Pourquoi ne m’a-t-elle pas avertie en face ? Je songe à l’appeler. Je n’ose pas. De quel droit irais-je lui demander des comptes ? Elle a été mon médecin, elle a estimé que son rôle était terminé, fin de l’histoire. Sauf que je sais bien que notre relation allait au-delà de ça. Ou peut-être me le suis-je imaginé ? Il paraît que les psychiatres craignent les transferts. C’est peut-être pour cela qu’elle ne peut plus diriger ma thérapie ? Est-ce que je me suis trop attachée à elle ? Suis-je devenue trop dépendante ?

Ce courrier me laisse totalement désorientée. Les bases sur lesquelles je m'appuie se déroberont-elles, toujours, comme un sable mouvant s’efface sous les pas, m’obligeant à des efforts que le commun des marcheurs ignore, sous peine de m’enfoncer à nouveau ?

Je cache à Adelina le vide engendré par la défection d’Elizabeth, car je ne veux plus susciter son inquiétude.
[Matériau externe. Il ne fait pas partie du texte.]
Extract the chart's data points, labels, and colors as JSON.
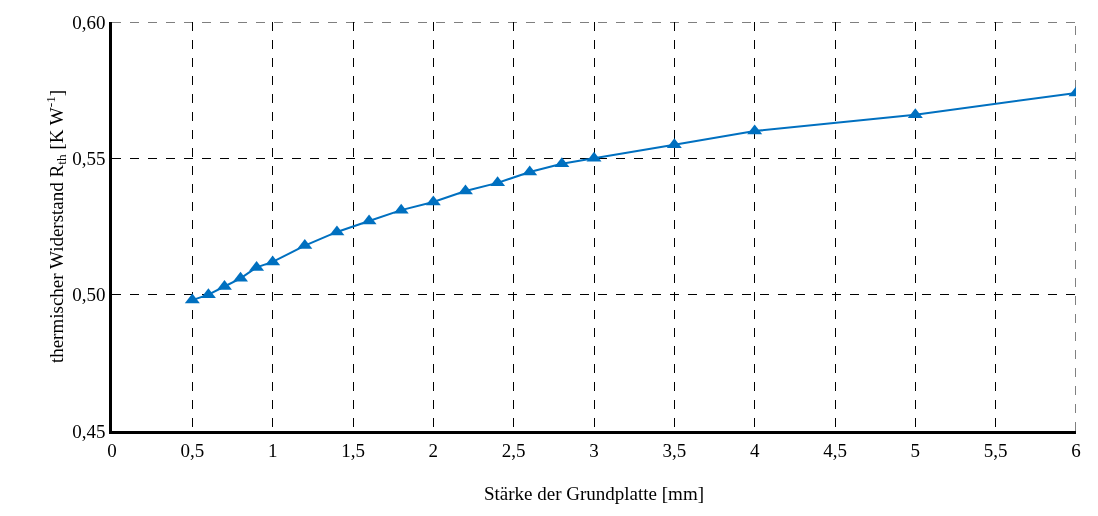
{
  "chart_data": {
    "type": "line",
    "xlabel": "Stärke der Grundplatte [mm]",
    "ylabel": "thermischer Widerstand R$_{th}$ [K W$^{-1}$]",
    "x": [
      0.5,
      0.6,
      0.7,
      0.8,
      0.9,
      1.0,
      1.2,
      1.4,
      1.6,
      1.8,
      2.0,
      2.2,
      2.4,
      2.6,
      2.8,
      3.0,
      3.5,
      4.0,
      5.0,
      6.0
    ],
    "series": [
      {
        "color": "#0070c0",
        "values": [
          0.498,
          0.5,
          0.503,
          0.506,
          0.51,
          0.512,
          0.518,
          0.523,
          0.527,
          0.531,
          0.534,
          0.538,
          0.541,
          0.545,
          0.548,
          0.55,
          0.555,
          0.56,
          0.566,
          0.574
        ]
      }
    ],
    "xlim": [
      0,
      6
    ],
    "xticks": [
      0,
      {
        "value": 0.5,
        "label": "0,5"
      },
      1,
      {
        "value": 1.5,
        "label": "1,5"
      },
      2,
      {
        "value": 2.5,
        "label": "2,5"
      },
      3,
      {
        "value": 3.5,
        "label": "3,5"
      },
      4,
      {
        "value": 4.5,
        "label": "4,5"
      },
      5,
      {
        "value": 5.5,
        "label": "5,5"
      },
      6
    ],
    "ylim": [
      0.45,
      0.6
    ],
    "yticks": [
      {
        "value": 0.45,
        "label": "0,45"
      },
      {
        "value": 0.5,
        "label": "0,50"
      },
      {
        "value": 0.55,
        "label": "0,55"
      },
      {
        "value": 0.6,
        "label": "0,60"
      }
    ],
    "grid": true,
    "marker": "triangle",
    "line_style": "solid"
  }
}
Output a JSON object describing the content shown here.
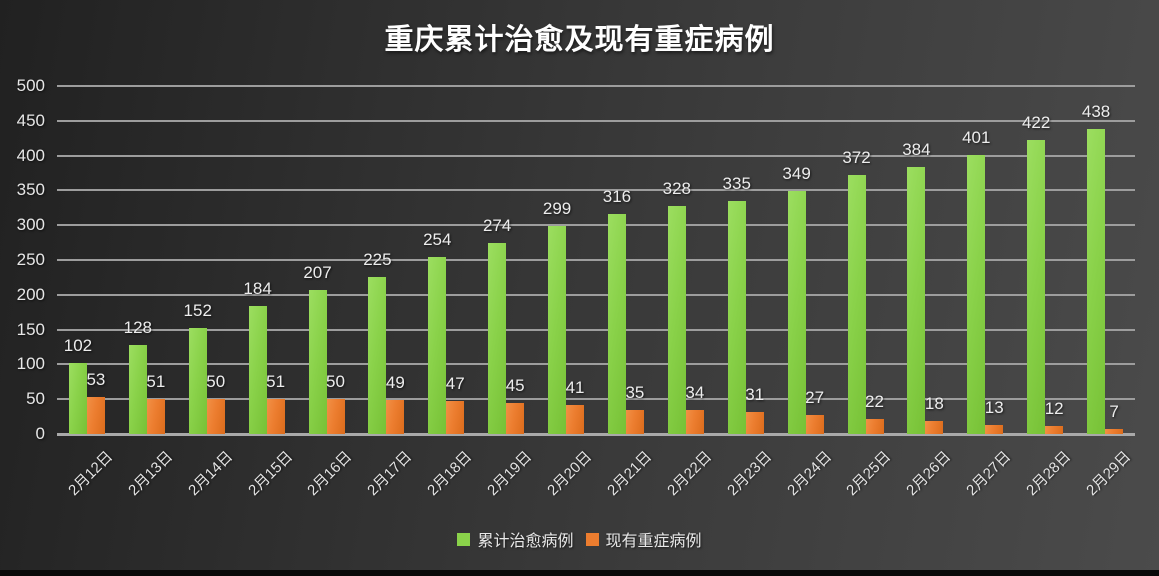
{
  "chart_data": {
    "type": "bar",
    "title": "重庆累计治愈及现有重症病例",
    "categories": [
      "2月12日",
      "2月13日",
      "2月14日",
      "2月15日",
      "2月16日",
      "2月17日",
      "2月18日",
      "2月19日",
      "2月20日",
      "2月21日",
      "2月22日",
      "2月23日",
      "2月24日",
      "2月25日",
      "2月26日",
      "2月27日",
      "2月28日",
      "2月29日"
    ],
    "series": [
      {
        "name": "累计治愈病例",
        "color": "#8AD24A",
        "values": [
          102,
          128,
          152,
          184,
          207,
          225,
          254,
          274,
          299,
          316,
          328,
          335,
          349,
          372,
          384,
          401,
          422,
          438
        ]
      },
      {
        "name": "现有重症病例",
        "color": "#EC7D2F",
        "values": [
          53,
          51,
          50,
          51,
          50,
          49,
          47,
          45,
          41,
          35,
          34,
          31,
          27,
          22,
          18,
          13,
          12,
          7
        ]
      }
    ],
    "ylim": [
      0,
      500
    ],
    "ytick_step": 50,
    "yticks": [
      0,
      50,
      100,
      150,
      200,
      250,
      300,
      350,
      400,
      450,
      500
    ],
    "grid": true,
    "bar_value_labels": true,
    "x_label_rotation_deg": 45,
    "legend_position": "bottom-center",
    "background": "dark-gray-gradient",
    "text_color": "#EDEDED"
  }
}
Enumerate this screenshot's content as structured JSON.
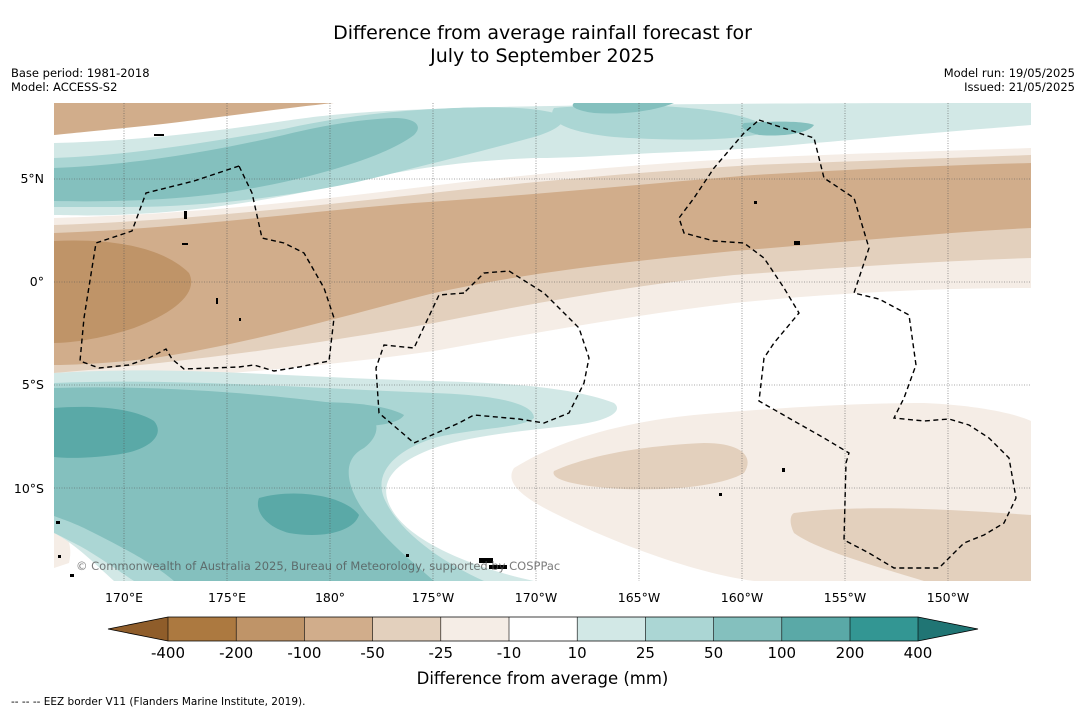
{
  "title_line1": "Difference from average rainfall forecast for",
  "title_line2": "July to September 2025",
  "base_period": "Base period: 1981-2018",
  "model": "Model: ACCESS-S2",
  "model_run": "Model run: 19/05/2025",
  "issued": "Issued: 21/05/2025",
  "lat_labels": [
    "5°N",
    "0°",
    "5°S",
    "10°S"
  ],
  "lon_labels": [
    "170°E",
    "175°E",
    "180°",
    "175°W",
    "170°W",
    "165°W",
    "160°W",
    "155°W",
    "150°W"
  ],
  "copyright": "© Commonwealth of Australia 2025, Bureau of Meteorology, supported by COSPPac",
  "colorbar": {
    "title": "Difference from average (mm)",
    "ticks": [
      "-400",
      "-200",
      "-100",
      "-50",
      "-25",
      "-10",
      "10",
      "25",
      "50",
      "100",
      "200",
      "400"
    ],
    "colors": {
      "lt_neg400": "#8f5d2a",
      "neg400_200": "#ac7940",
      "neg200_100": "#bf9468",
      "neg100_50": "#d1ad8b",
      "neg50_25": "#e3d0bd",
      "neg25_10": "#f5ede6",
      "neg10_10": "#ffffff",
      "p10_25": "#d2e8e6",
      "p25_50": "#abd6d4",
      "p50_100": "#84c0be",
      "p100_200": "#5aa9a7",
      "p200_400": "#339693",
      "gt_400": "#207574"
    }
  },
  "footer": "--  --  -- EEZ border V11 (Flanders Marine Institute, 2019)."
}
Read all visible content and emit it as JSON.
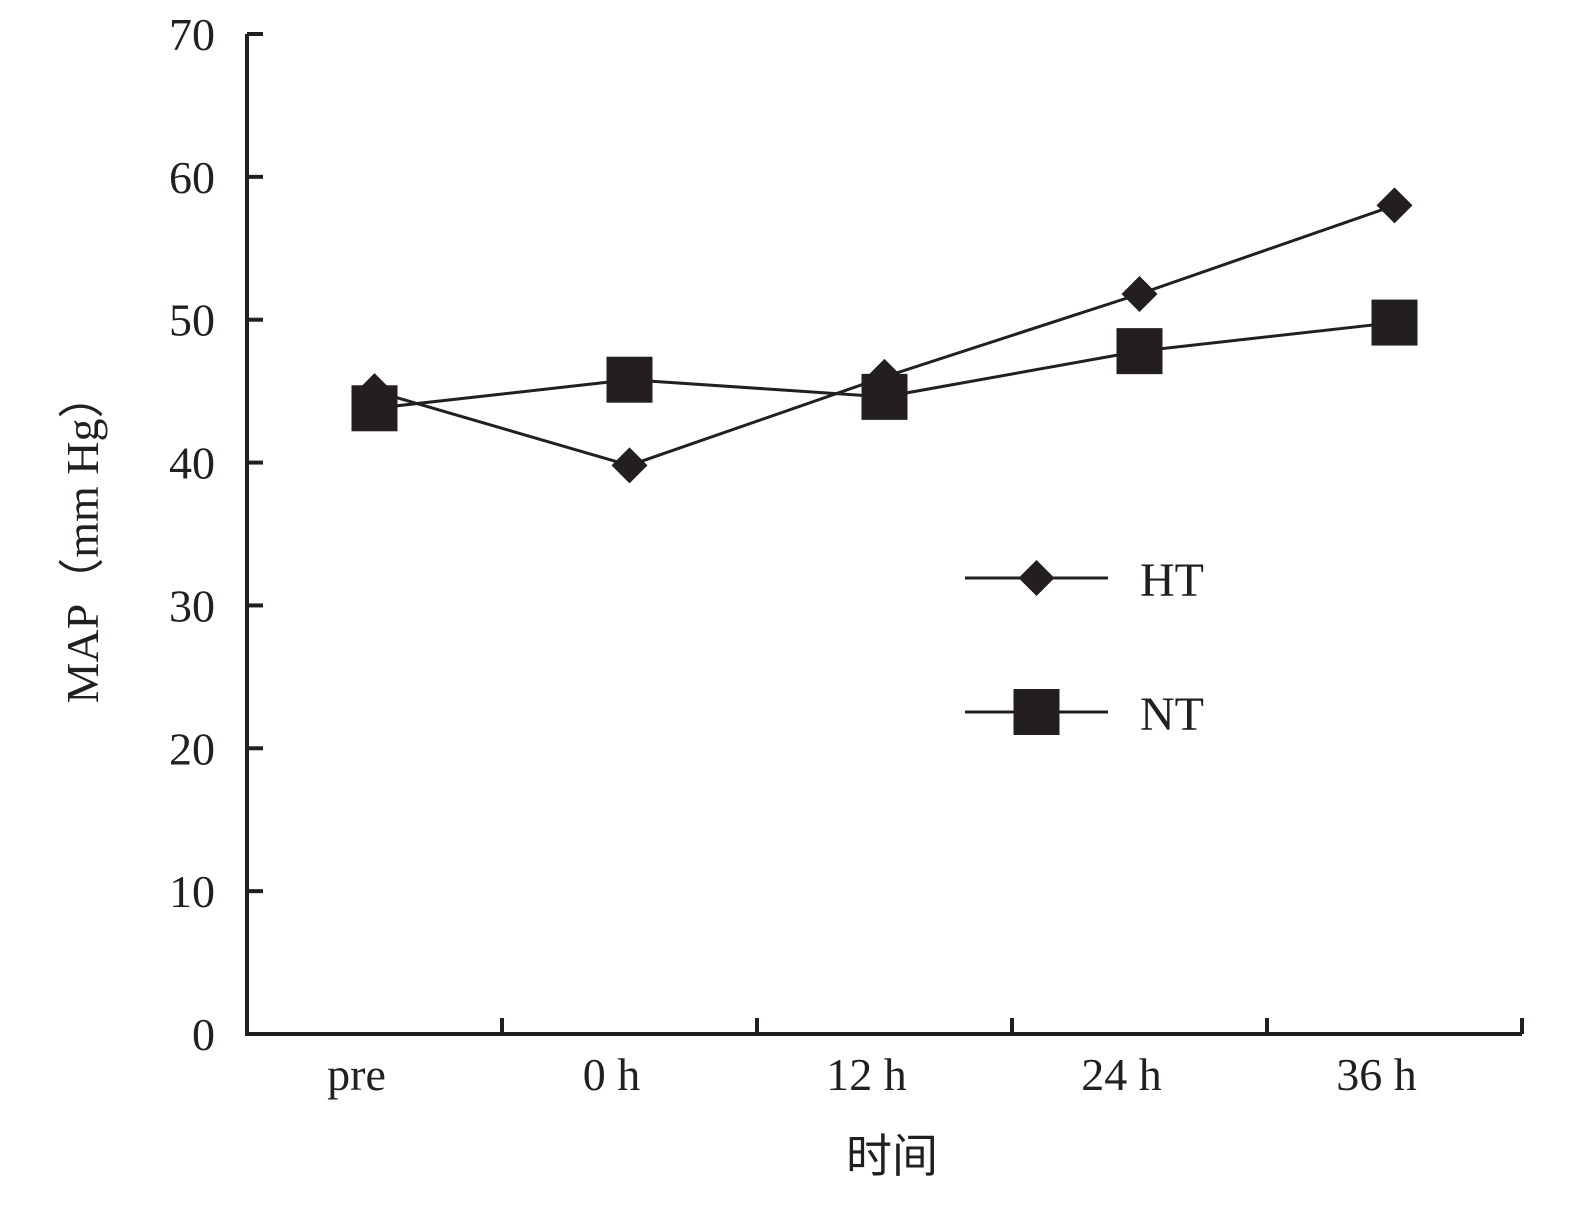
{
  "chart_data": {
    "type": "line",
    "title": "",
    "xlabel": "时间",
    "ylabel": "MAP（mm Hg）",
    "categories": [
      "pre",
      "0 h",
      "12 h",
      "24 h",
      "36 h"
    ],
    "ylim": [
      0,
      70
    ],
    "yticks": [
      0,
      10,
      20,
      30,
      40,
      50,
      60,
      70
    ],
    "grid": false,
    "legend_position": "center-right",
    "series": [
      {
        "name": "HT",
        "marker": "diamond",
        "values": [
          45,
          39.8,
          46,
          51.8,
          58
        ],
        "color": "#231f20"
      },
      {
        "name": "NT",
        "marker": "square",
        "values": [
          43.8,
          45.8,
          44.6,
          47.8,
          49.8
        ],
        "color": "#231f20"
      }
    ]
  }
}
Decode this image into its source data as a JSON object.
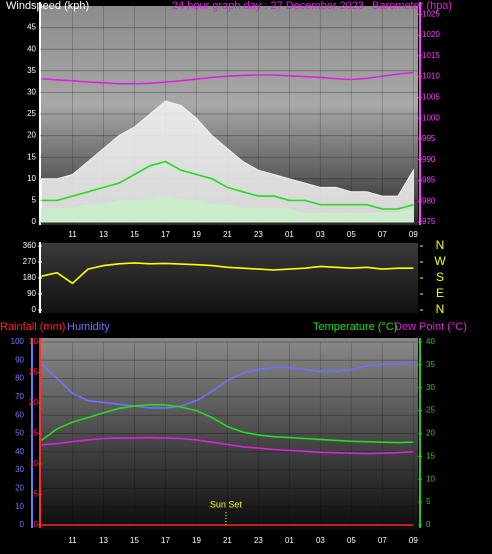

Sa fragilité m’est apparue avec les maladies qui l’assaillent les unes après les autres, et dont je me rends responsable, à tort ou à raison.

Au demeurant, j’ai fort à faire : je me suis engagé dans le sauvetage d’Adrian. Tous les matins à dix heures, celui-ci me téléphone depuis chez son « grandpa Raymond ». Je n’ose imaginer ce que les appels longue distance coûtent à l’aïeul, lequel se déclare heureux de pouvoir aider Adrian dans le dos de sa belle-fille. Il la déteste. J'ai cru comprendre qu’il lui reprochait d’avoir délaissé l’enfant, petit, et de s’en être débarrassé lorsque les problèmes, afférents à une éducation qu’il jugeait trop permissive, étaient survenus. Je souffre pour mon ami en liberté surveillée, soumis à des influences adverses et à qui on veut rogner les ailes que lui donne la musique... Adrian écoute mes compositions et m’ordonne les modifications. Je transcris le résultat sur des portées que je lui envoie par la Poste.

Nous avons conscience de l’absurdité du projet : un chanteur rock anglophone écrit des textes. Une pianiste classique française enregistre en Italie les arrangements sur des cassettes, assistée d’une vieille bonne. L’auteur déchiffre les partitions sur un demi-queue désaccordé avec l’aide de son grand-père... Pourtant nous faisons preuve d’une motivation sans faille, malgré les coupures de téléphone et les retards de courrier. Et surtout, nous rions de nous-mêmes, de nos deux êtres à la dérive dénués d’existence sociale, secondés chacun par son vieux, lancés à la conquête des Charts ! En un mois, nous « tenons » déjà deux chansons.